At the time of my breast cancer diagnosis, my own kids were six and three, and I was aware that they knew my aunt had died of ovarian cancer the year before. I wanted to be very clear that my diagnosis was different, and I wasn’t going to die. Of course, I was lucky to be able to tell my kids that my stage 3, grade 3, triple negative breast cancer had been caught in time for treatment to be curative. But what if your diagnosis does not have such a positive prognosis?
“My advice always comes back to the same guidelines: tell the truth,” says Dr Kennedy. “When the truth is especially hard, the conversation is especially hard. But it isn’t information that scares kids so much as being alone in the absence of information. So when the truth is uncertain, we have to help our kids sit with uncertainty, which means we have to acknowledge it as well.”
She recommends the following line when explaining really bad news: “I will always answer your questions honestly, even when things feel uncomfortable, because I know we can get through hard things together.”
Who to talk to
The psychological stress and emotional trauma of cancer treatment means that it’s necessary to talk about it, but there is value in seeking support from outside your closest relationships. If you’re scared about what the future may hold, you might find that you don’t want to share such fears with those close to you.
“It can help to talk to someone who isn’t directly affected and can offer support and advice,” agrees Lee. “This might be via a support group, either locally or online, or cancer forums. You could drop into your local Maggie’s centre and join a group, talk with one of our cancer support specialists, or speak to others who are going through a similar experience.”
If fear and anxiety are becoming all-consuming, you might need professional support. “Macmillan’s free and confidential support line has specialised teams who can help,” says Chris Bolton. “We can also make referrals to partner organisations should additional support be required.”
The benefits of talking through your diagnosis
Whether you talk to friends, family, a support group or a therapist, do make sure that you talk to someone. “Opening up and having someone listen to you without judgement may reassure you that what you are feeling is normal,” says Bolton. “It can also offer solutions to things you may not have thought about on your own. Talking may also strengthen the bond you have with loved ones, making them feel valued and able to support you better.”
This is an important point because, as much as none of us ever wants to be an inconvenience, this is a time when people really do want to help. So let them. I certainly appreciated the friends who looked after our kids so my husband could drive me to chemo, or left meals on our doorstep, and we became closer as a result.

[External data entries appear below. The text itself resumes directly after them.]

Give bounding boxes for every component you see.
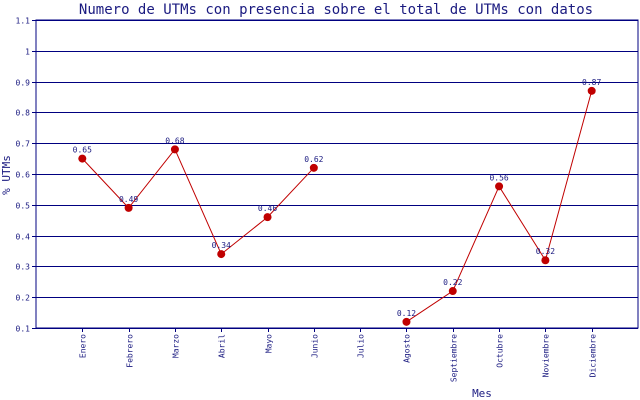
data-point	[78, 154, 87, 163]
data-label: 0.49	[119, 195, 138, 204]
y-tick-label: 0.9	[16, 79, 31, 88]
x-tick-label: Julio	[357, 334, 366, 358]
y-tick-label: 0.1	[16, 325, 31, 334]
data-point	[124, 203, 133, 212]
y-tick-label: 0.3	[16, 263, 31, 272]
series-line	[406, 90, 593, 323]
data-label: 0.56	[489, 173, 508, 182]
data-label: 0.34	[212, 241, 231, 250]
y-tick-label: 1	[25, 48, 30, 57]
series-line	[81, 148, 315, 255]
y-tick-label: 0.4	[16, 233, 31, 242]
data-point	[263, 213, 272, 222]
data-label: 0.87	[582, 78, 601, 87]
x-tick-label: Agosto	[403, 334, 412, 363]
x-tick-label: Noviembre	[542, 334, 551, 378]
x-axis-title: Mes	[472, 387, 492, 400]
x-tick-label: Diciembre	[589, 334, 598, 378]
x-tick-label: Junio	[311, 334, 320, 358]
data-point	[495, 182, 504, 191]
data-label: 0.22	[443, 278, 462, 287]
data-point	[448, 287, 457, 296]
series: 0.65 0.49 0.68 0.34 0.46 0.62 0.12 0.22 0.56 0.32…	[73, 78, 602, 326]
y-tick-label: 0.2	[16, 294, 31, 303]
data-label: 0.68	[165, 136, 184, 145]
data-label: 0.32	[536, 247, 555, 256]
y-tick-label: 0.6	[16, 171, 31, 180]
x-tick-label: Septiembre	[450, 334, 459, 382]
x-tick-label: Abril	[218, 334, 227, 358]
data-label: 0.46	[258, 204, 277, 213]
chart-title: Numero de UTMs con presencia sobre el to…	[79, 2, 593, 18]
data-point	[587, 86, 596, 95]
data-label: 0.62	[304, 155, 323, 164]
x-tick-label: Mayo	[265, 334, 274, 353]
x-tick-label: Octubre	[496, 334, 505, 368]
data-point	[309, 163, 318, 172]
data-point	[170, 145, 179, 154]
data-point	[217, 250, 226, 259]
y-tick-label: 0.7	[16, 140, 31, 149]
x-tick-label: Enero	[79, 334, 88, 358]
y-tick-label: 0.5	[16, 202, 31, 211]
data-point	[541, 256, 550, 265]
data-label: 0.65	[73, 146, 92, 155]
y-tick-label: 1.1	[16, 17, 31, 26]
x-tick-label: Febrero	[126, 334, 135, 368]
y-axis: 0.1 0.2 0.3 0.4 0.5 0.6 0.7 0.8 0.9 1 1.1	[16, 17, 36, 334]
grid	[35, 19, 639, 329]
x-axis: Enero Febrero Marzo Abril Mayo Junio Julio Agos…	[79, 328, 598, 382]
data-point	[402, 317, 411, 326]
y-axis-title: % UTMs	[0, 155, 13, 195]
data-label: 0.12	[397, 309, 416, 318]
y-tick-label: 0.8	[16, 109, 31, 118]
x-tick-label: Marzo	[172, 334, 181, 358]
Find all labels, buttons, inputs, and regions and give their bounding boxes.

“Telling people about your diagnosis means that your family and friends will feel more included,” says Lee. “Knowing when treatment is happening can mean they might be able to come with you, or help look after your children, or simply bring you shopping when everything feels too much.”
What to do if you don’t want to talk
Despite all the benefits of being open with others, there will absolutely be times when you don’t want to talk about it at all.
“Some people do not want to talk about their thoughts or feelings, or about the cancer and their treatment,” says Bolton. “But not talking about it at all can cause problems after a while – it may become hard to make decisions about treatment or work. This can delay your treatment or cause problems with your finances and relationships.”
Macmillan has a lot of resources to support you, including information and community blogs online, and its support line, which is free to call between 8am-8pm, seven days a week, on 0808 808 0000. If you prefer to talk to someone face to face, many hospitals have Macmillan centres on site. If there’s a Maggie’s centre near you, make sure you’re using it.
“However, there may be days when you find that you want to talk about normal things and your family and friends may not always realise this,” says Lee. “Let them know that you’re still you, and explain that you’ll talk about your cancer when you’re ready.”